The calling function iterates over the elements of the input and output arrays, calling the callback function at each element. The elements within the footprint of the filter at the current element are passed through the buffer parameter, and the number of elements within the footprint through filter_size. The calculated value is returned in return_value. user_data is the data pointer provided to scipy.LowLevelCallable as-is.

The callback function must return an integer error status that is zero if something went wrong and one otherwise.

(Let’s leave aside that crazy reversal of Unix convention of the past 50 years in the last paragraph, except to note that our function must return 1 or it will be killed.)

So, we need a Numba cfunc that takes in:

  • a double pointer pointing to the values within the footprint,
  • a pointer-sized integer that specifies the number of values in the footprint,
  • a double pointer for the result, and
  • a void pointer, which could point to additional parameters, but which we can ignore for now.

The Numba type names are listed in this page. Unfortunately, at the time of writing, there’s no mention of how to make pointers there, but finding such a reference was not too hard. (Incidentally, it would make a good contribution to Numba’s documentation to add CPointer to the Numba types page.)
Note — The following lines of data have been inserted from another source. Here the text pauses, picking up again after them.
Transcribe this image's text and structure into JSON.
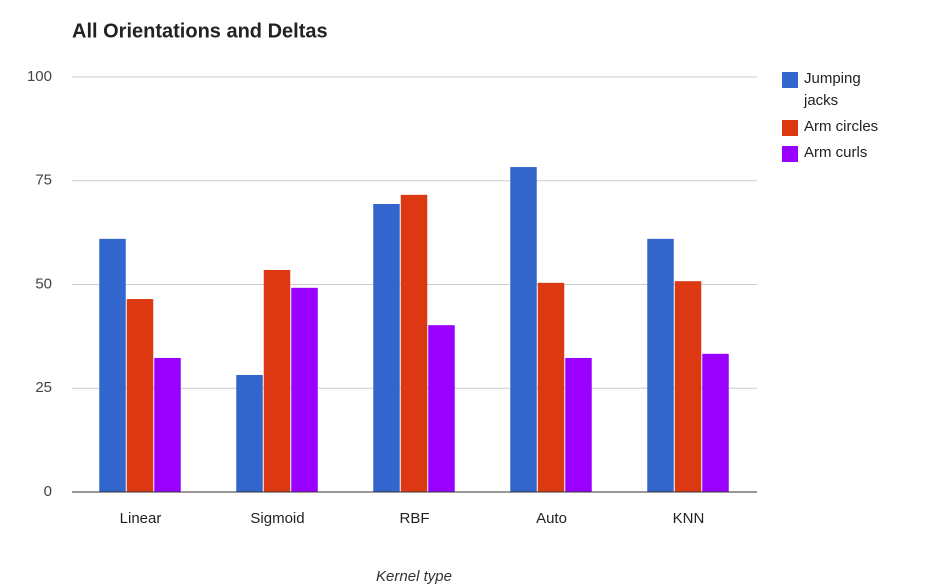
{
  "chart_data": {
    "type": "bar",
    "title": "All Orientations and Deltas",
    "x_label": "Kernel type",
    "categories": [
      "Linear",
      "Sigmoid",
      "RBF",
      "Auto",
      "KNN"
    ],
    "series": [
      {
        "name": "Jumping jacks",
        "color": "#3366cc",
        "values": [
          61,
          28.2,
          69.4,
          78.3,
          61
        ]
      },
      {
        "name": "Arm circles",
        "color": "#dc3912",
        "values": [
          46.5,
          53.5,
          71.6,
          50.4,
          50.8
        ]
      },
      {
        "name": "Arm curls",
        "color": "#9900ff",
        "values": [
          32.3,
          49.2,
          40.2,
          32.3,
          33.3
        ]
      }
    ],
    "ylim": [
      0,
      100
    ],
    "yticks": [
      0,
      25,
      50,
      75,
      100
    ],
    "grid": true,
    "legend": "right"
  }
}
So, armed with all that documentation, and after much trial and error, I was finally ready to write that C callable:

>>> from numba import cfunc, carray
>>> from numba.types import intc, intp, float64, voidptr
>>> from numba.types import CPointer
>>> @cfunc(intc(CPointer(float64), intp,
...             CPointer(float64), voidptr))
... def nbmin(values_ptr, len_values, result, data):
...     values = carray(values_ptr, (len_values,), dtype=float64)
...     result[0] = np.inf
...     for v in values:
...         if v < result[0]:
...             result[0] = v
...     return 1

The only other tricky bits I had to watch out for while writing that function were as follows:

  • remembering that there’s two ways to de-reference a pointer in C: *ptr, which is not valid Python and thus not valid Numba, and ptr[0]. So, to place the result at the given double pointer, we use the latter syntax. (If you prefer to use Cython, the same rule applies.)
  • Creating an array out of the values_ptr and len_values variables, as shown here. That’s what enables the for v in values Python-style access to the array.

Ok, so now what you’ve been waiting for. How did we do? First, to recap, the original benchmarks:

>>> %timeit ndi.grey_erosion(image, footprint=footprint)
10 loops, best of 3: 118 ms per loop
>>> %timeit ndi.generic_filter(image, np.min, footprint=footprint)
1 loop, best of 3: 27 s per loop

And now, with our new Numba cfunc:

>>> %timeit ndi.generic_filter(image, LowLevelCallable(nbmin.ctypes), footprint=footprint)
10 loops, best of 3: 113 ms per loop

That’s right: it’s even marginally faster than the pure C version! I almost cried when I ran that.

Higher-order functions, ie functions that take other functions as input, enable powerful, concise, elegant expressions of various algorithms. Unfortunately, these have been hampered in Python for large-scale data processing because of Python’s function call overhead. SciPy’s latest update goes a long way towards redressing this.